Revolutionary Coatings: Unlocking the Full Potential of Energy Dissipation and Mechanical Properties in Nickel Foam

Abstract

Applying coatings to metal foam is an effective way to enhance mechanical, damping, and impact properties, etc. In this study, nickel foam coated with graphene, resin, and a combination of both graphene and resin are prepared. The graphene coating improves the damping properties of the nickel foam by 195%, which is more effective than the improvement of 173% achieved by the resin coating. In other words, the graphene coating reduces the vibration decay time of the nickel foam to one-sixth of the original time. Regarding the enhancement of mechanical properties of the nickel foam, the graphene coating also demonstrates a superior performance.

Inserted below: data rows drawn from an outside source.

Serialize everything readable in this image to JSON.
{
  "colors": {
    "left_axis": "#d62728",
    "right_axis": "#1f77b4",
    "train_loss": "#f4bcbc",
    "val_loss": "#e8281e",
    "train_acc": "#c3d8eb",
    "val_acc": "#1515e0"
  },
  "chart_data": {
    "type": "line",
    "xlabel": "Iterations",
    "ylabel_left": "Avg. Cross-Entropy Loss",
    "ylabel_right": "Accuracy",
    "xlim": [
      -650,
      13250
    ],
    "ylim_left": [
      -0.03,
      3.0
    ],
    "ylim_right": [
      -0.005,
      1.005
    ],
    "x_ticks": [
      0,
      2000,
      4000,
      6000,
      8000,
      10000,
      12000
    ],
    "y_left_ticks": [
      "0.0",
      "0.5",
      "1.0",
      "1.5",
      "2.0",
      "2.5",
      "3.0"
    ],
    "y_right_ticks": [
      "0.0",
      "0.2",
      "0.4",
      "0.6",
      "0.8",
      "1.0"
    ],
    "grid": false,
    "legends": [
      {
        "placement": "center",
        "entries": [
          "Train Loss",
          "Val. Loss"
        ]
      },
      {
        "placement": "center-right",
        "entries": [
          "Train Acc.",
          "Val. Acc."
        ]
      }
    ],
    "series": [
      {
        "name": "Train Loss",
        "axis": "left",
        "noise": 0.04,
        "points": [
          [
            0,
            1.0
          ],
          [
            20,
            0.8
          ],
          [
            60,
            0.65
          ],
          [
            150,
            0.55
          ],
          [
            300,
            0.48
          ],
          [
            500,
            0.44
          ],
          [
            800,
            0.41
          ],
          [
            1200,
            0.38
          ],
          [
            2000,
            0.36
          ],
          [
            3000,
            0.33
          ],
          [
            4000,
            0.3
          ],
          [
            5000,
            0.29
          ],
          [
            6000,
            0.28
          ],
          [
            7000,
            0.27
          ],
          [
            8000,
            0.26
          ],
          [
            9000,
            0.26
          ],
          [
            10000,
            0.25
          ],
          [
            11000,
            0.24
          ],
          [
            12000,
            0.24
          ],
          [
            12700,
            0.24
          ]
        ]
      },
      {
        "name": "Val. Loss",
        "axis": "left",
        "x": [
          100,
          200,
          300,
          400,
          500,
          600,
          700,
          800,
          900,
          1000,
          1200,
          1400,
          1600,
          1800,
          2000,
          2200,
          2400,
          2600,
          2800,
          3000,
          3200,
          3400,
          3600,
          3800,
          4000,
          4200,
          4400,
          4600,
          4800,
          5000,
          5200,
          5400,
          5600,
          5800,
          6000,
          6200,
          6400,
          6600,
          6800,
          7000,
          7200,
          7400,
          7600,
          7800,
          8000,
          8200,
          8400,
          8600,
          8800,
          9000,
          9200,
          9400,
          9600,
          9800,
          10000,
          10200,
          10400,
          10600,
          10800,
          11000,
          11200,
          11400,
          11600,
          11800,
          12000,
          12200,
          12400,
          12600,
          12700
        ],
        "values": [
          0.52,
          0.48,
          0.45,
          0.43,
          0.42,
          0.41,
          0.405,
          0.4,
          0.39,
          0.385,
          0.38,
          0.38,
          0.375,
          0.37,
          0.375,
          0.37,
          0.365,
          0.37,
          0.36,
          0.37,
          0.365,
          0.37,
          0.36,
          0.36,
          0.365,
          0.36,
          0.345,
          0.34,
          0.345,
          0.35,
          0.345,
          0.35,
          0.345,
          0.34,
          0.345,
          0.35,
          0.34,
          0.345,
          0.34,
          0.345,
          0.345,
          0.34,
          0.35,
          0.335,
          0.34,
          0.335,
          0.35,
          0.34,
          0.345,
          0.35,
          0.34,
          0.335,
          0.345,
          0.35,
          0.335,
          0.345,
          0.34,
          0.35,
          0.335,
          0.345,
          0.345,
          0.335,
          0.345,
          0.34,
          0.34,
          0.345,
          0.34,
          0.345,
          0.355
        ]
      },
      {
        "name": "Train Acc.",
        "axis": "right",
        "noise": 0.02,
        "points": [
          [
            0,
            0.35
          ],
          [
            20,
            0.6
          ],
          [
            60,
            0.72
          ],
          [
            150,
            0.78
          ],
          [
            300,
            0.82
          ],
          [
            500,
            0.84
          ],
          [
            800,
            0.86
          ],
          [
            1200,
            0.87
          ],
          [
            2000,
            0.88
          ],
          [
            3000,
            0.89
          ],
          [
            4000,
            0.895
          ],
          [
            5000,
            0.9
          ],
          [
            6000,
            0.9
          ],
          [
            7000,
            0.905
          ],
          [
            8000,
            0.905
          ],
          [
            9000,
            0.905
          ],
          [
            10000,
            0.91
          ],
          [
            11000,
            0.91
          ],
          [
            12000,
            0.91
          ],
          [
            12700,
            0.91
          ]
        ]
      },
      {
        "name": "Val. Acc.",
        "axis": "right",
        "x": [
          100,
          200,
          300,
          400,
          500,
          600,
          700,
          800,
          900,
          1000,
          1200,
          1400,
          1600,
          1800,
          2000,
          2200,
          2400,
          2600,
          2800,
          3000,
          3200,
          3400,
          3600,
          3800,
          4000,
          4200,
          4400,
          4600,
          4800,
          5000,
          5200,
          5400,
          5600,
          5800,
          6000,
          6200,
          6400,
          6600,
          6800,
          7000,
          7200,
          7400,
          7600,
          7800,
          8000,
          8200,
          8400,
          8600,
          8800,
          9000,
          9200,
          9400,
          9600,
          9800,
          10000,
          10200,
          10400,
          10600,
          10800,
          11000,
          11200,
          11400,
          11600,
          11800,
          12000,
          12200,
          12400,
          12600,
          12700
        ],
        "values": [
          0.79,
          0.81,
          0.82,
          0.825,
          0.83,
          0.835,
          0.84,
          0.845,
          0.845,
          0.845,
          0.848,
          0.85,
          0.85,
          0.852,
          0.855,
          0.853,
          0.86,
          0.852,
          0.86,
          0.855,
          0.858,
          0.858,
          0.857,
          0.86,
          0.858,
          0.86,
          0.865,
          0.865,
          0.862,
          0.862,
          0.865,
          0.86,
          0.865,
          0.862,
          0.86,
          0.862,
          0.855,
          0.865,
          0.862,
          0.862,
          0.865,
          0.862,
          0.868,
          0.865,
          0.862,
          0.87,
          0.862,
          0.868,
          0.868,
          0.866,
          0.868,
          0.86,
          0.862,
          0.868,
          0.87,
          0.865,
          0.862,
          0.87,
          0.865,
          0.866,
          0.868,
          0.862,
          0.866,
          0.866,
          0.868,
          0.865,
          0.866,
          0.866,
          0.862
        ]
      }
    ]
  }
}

Specifically, the graphene coating increases the Young's modulus by approximately 94%, higher than the increase of 82.4% achieved by the resin coating. Interestingly, for both damping and mechanical properties, the combined effect of the two coatings shows a synergistic enhancement effect, where the combined performance is superior to the sum of the individual effects. More importantly, the graphene coating maintains significant enhancement performance at high temperatures, where the resin coating lost its enhancement capability. Additionally, two coatings show the difference enhancement in sound absorption and impact resistance of the nickel foam. A damping model is employed for the coated nickel foam, concretizing the damping enhancement capabilities of different coatings and revealing the high damping properties exhibited by the graphene coating due to interfacial slippage.